Over the years, researchers have learned much about aflatoxin and Aspergillus flavus, the fungus that produces it. They also have learned that not all strains produce the toxin, and those can actually inhibit the strains that produce it.

“We’ve been looking for specificity and finding which strains are effective inhibitors and their characteristics that differentiate these strains,” said LSU AgCenter plant pathologist Ken Damann.

This has set the stage for the use of biocontrols – nontoxic strains of A. flavus that can get into the corn plant and prevent the toxin from being produced.

The window for A. flavus to enter the kernels is from about midsilking to a week or two after, Damann said.

“It’s important that the spores from the nontoxic strain are present and infect first,” Damann said. “Our work indicates they have to physically touch the infecting toxin producer during its first 24 hours of growth to prevent toxin production by the toxigenic A. flavus.”

This mechanism can be called “competitive inclusion,” which refers to the requirement that both strains are growing together when they come into contact in the infected kernel, he said.

Damann is cooperating with plant pathologists Burt Bluhm of the University of Arkansas and Tom Allen of Mississippi State University to study these biocontrols. Their work is partially funded by a grant from the Aflatoxin Mitigation Center of Excellence administered by the National Corn Growers Association from funds contributed by state corn grower boards throughout the Southeast.

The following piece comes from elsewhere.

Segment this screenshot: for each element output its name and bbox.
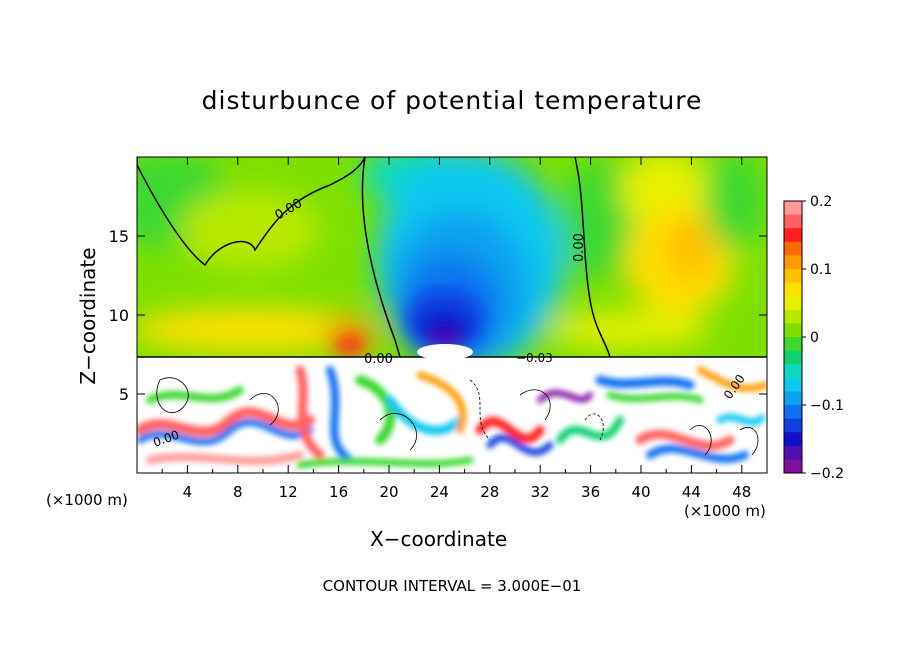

“Last year all three of us tested a spray formulation of Afla-Guard, Syngenta's biocontrol, applied a week before and at the same time as the toxigenic strain. Both treatments were highly effective in reducing aflatoxin contamination,” he said.

Afla-Guard contains a strain of A. flavus that does not produce aflatoxin. It is normally applied to denatured barley seed that acts as a carrier to introduce the material to a cornfield. Once the barley has been spread, the nontoxigenic fungus can be activated by moisture to produce spores that are carried throughout the field by wind and insects and infect the ear through the silks.

One problem with A. flavus biocontrol is that more than one strain can be toxigenic and cause an infection in a corn kernel. And because any one biocontrol strain doesn’t control all toxic strains, biocontrols aren’t 100 percent effective by themselves.

For the past several years, Damann put out trials at the LSU AgCenter Northeast Research Station in St. Joseph using Afla-Guard and three other A. flavus isolates called 17, 19 and 51 that were identified in his laboratory. Each biocontrol isolate in combination with Afla-Guard stopped aflatoxin from developing better than any of the isolates did when applied alone.

“This year we are applying the conventionally treated barley formulation of Afla-Guard and our 17, 19 and 51 strains alone and each of the three with Afla-Guard in Louisiana, Arkansas and Mississippi,” Damann said. “It will be late August or early September before we will have results.”

It appears aflatoxin preventatives are sort of like a flu shot – the inoculum used has to be a strain that will counter the effects of the toxigenic strains of A. flavus present that season.

“In laboratory tests, we found that two biocontrols mixed together were better than any individually,” Damann said. “Each inhibits different parts of the toxigenic spectrum.”